祖母は笑顔で迎えてくれた。安心した。いつもの優しいおばあちゃんだった。久しぶりに世間話を楽しみつつも、時間が刻々と迫る。あの電話の内容が気になる。思い切って聞いてみた。
「私の新聞の連載の何が気に入らないの?内容?それとも単なる文章力?」
すると祖母は、答えた。
「どちらもね。」
いつもなんでも褒めてくれた祖母に直接否定されたことに驚き、涙が込み上げてきた。そして祖母は、私の目を見ることなく、私の記事について「恥」だと言った。
「あの記事のせいで私は恥ずかしくて近所を歩けない。どこへ行っても陰口を言われている気がする。だから、町内の役員やらいろんな仕事は全て辞めた。」
「弟の結婚に影響したら、結婚した妹の立派な家柄の親族の皆さんに知られたら、どうするのか。あなたを家族の一員ですと堂々と紹介はできない。」
「30過ぎた女があんな誰も幸せにしない記事を書くなんて。本当に恥ずかしい。」
そのほかに、離婚をしたこと、双極性障害で仕事を辞めたことなど、それらのことも全てにおいて、「一家の恥だ」と言われた。

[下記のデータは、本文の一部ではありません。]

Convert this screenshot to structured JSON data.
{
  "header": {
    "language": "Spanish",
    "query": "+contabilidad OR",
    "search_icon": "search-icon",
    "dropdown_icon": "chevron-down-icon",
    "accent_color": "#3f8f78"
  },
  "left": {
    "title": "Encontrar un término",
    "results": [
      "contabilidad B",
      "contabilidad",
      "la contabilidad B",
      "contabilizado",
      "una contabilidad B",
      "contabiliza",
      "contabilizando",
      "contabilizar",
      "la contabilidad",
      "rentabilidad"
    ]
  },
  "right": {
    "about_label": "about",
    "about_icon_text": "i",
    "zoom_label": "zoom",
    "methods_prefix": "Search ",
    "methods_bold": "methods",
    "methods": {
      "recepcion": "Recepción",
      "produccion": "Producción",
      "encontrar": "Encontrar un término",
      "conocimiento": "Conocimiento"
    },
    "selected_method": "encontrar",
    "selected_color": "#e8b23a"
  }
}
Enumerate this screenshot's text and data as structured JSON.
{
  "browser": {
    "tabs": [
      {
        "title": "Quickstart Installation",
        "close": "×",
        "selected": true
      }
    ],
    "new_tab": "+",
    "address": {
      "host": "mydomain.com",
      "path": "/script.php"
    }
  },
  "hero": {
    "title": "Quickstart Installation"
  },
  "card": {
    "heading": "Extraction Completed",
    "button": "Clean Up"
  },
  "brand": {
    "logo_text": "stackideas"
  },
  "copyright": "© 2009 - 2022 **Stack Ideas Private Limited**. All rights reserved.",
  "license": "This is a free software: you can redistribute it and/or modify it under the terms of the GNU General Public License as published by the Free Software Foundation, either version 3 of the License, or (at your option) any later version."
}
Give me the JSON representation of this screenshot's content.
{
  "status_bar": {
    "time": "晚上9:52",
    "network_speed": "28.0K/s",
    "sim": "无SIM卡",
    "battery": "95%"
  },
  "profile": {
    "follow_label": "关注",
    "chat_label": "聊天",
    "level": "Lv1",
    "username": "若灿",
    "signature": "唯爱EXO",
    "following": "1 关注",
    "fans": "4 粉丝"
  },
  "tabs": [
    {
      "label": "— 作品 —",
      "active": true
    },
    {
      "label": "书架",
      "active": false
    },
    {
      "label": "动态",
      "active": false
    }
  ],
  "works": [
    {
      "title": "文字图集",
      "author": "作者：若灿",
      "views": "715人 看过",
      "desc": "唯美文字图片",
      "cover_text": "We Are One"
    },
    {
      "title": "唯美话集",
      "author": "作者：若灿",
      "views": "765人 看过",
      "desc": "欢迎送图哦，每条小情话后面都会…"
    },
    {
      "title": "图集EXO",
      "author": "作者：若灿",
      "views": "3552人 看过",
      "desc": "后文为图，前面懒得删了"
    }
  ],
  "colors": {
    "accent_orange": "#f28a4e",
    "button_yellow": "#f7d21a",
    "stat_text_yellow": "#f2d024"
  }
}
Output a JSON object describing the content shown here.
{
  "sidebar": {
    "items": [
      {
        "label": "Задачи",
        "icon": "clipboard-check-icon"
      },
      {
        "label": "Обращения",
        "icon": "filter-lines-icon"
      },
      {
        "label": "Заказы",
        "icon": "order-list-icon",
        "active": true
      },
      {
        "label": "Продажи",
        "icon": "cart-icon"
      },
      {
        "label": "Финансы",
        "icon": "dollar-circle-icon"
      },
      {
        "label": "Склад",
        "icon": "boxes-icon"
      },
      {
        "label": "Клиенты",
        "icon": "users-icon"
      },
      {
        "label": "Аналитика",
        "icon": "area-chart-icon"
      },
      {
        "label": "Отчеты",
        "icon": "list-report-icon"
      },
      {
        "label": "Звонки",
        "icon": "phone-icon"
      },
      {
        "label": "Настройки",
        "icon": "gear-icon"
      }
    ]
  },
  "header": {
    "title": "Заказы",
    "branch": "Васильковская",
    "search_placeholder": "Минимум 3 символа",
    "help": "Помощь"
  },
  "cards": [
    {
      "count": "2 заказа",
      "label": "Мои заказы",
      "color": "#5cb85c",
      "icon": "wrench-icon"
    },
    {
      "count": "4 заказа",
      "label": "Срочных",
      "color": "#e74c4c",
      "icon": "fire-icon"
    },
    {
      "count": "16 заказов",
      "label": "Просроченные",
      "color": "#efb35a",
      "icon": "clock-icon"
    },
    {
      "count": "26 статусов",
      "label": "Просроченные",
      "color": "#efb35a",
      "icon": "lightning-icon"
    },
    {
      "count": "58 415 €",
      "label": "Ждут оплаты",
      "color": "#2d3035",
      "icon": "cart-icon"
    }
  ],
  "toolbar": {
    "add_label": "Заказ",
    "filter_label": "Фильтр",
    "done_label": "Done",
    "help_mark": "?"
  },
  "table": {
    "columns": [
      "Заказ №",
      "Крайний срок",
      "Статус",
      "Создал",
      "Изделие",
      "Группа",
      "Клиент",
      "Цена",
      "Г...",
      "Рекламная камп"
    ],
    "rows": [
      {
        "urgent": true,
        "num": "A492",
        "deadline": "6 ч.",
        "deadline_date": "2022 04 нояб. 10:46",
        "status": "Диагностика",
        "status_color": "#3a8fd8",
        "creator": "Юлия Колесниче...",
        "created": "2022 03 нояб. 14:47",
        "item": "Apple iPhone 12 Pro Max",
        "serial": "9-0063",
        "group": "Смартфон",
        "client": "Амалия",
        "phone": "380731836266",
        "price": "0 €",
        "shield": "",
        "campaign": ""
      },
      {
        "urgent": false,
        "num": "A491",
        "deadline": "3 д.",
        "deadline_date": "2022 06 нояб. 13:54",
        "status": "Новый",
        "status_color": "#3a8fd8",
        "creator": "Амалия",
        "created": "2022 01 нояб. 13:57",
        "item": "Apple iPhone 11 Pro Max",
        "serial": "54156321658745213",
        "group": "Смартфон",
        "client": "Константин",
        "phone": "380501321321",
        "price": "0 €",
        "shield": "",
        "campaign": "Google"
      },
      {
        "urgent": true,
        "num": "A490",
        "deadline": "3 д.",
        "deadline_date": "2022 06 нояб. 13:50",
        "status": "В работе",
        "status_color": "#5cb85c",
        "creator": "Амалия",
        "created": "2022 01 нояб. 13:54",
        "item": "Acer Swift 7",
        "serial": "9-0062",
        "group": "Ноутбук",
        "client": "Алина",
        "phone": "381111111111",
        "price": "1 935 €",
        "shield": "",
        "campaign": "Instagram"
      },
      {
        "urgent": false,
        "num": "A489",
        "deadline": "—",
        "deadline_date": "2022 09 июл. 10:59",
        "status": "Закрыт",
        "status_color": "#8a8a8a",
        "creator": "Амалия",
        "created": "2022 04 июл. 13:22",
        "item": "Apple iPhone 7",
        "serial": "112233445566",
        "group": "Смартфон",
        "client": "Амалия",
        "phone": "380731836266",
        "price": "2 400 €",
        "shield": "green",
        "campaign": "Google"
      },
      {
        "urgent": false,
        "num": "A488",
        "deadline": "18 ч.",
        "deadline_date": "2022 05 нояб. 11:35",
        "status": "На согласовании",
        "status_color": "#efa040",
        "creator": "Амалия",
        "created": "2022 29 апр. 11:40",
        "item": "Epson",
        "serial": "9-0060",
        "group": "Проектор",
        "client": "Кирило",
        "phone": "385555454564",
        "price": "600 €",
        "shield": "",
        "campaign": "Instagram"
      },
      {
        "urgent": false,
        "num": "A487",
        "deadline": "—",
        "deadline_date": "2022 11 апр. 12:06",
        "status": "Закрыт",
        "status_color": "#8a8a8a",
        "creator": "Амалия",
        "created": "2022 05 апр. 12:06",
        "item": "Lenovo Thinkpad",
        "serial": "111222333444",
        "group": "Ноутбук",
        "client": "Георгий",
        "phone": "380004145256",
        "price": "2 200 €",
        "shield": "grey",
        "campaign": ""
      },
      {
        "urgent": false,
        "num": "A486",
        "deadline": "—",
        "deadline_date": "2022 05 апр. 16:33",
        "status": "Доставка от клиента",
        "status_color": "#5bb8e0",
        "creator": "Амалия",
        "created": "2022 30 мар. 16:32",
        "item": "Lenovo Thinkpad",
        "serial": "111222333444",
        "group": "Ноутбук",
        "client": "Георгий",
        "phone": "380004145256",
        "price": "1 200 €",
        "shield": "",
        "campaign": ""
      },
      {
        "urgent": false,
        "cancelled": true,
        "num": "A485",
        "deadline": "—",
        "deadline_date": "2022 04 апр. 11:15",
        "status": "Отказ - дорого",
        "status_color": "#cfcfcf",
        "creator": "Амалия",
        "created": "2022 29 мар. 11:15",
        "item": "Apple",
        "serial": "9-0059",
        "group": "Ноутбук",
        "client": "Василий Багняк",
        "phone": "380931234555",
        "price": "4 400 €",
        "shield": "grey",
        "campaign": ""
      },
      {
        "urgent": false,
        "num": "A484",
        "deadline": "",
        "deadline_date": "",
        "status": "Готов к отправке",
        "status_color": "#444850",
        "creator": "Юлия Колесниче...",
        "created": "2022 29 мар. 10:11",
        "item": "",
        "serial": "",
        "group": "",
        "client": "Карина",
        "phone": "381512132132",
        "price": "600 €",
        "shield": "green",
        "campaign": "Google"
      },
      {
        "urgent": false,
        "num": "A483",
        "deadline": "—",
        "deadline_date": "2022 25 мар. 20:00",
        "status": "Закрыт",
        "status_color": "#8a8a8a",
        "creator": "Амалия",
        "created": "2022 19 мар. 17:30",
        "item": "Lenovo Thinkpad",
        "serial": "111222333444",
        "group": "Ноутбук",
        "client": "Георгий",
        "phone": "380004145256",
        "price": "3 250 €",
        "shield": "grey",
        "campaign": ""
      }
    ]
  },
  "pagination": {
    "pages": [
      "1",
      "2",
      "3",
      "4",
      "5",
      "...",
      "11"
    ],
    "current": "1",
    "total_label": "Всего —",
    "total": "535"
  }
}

涙が止まらなかった。身体中が痙攣して、言いたいことが言えなかった。でもわかった。よくわかった。私が小さい頃から、この家にいて窮屈だった理由が。いつもふと死にたくなったりする理由が。
「立派でなければ生きる価値がない。」
裏を返せばつまりこれがうちの教訓。ただ生きているだけでは許されないのだ。そして、LGBTQは、祖母の言う立派の枠には入れてもらえないようだ。
小さい頃からこの家に感じていた窮屈さに苦しみながらも、この家の考えに染まらずに生きてこれた自分を誇らしく思う。
家族にはもう期待しない。家族からの理解を得なくたって私は自由に生きられる。本当の自分で生きられるのは、家族が死んでからだと思ってきたけれど。もう気にせず好きに生きよう。家族が死ぬのを待たずとも、私は私の幸せを自分で掴むことにする。
とはいえ、85年も立派に生きてきた祖母を否定したいわけではない。祖母は祖母の考え方がある。違う考えの人がたまたま家族だっただけだ。わざわざ戦争なんてしなくていい。離れて暮らせばいいだけだ。
自分の持つ価値観が、知らずのうちに人を傷つけているかもしれない、そのことを忘れずに、常に自分の価値観を疑る心を養わなければと思った。
ありのままに価値がある。そう心から思える人間でありたいと思う。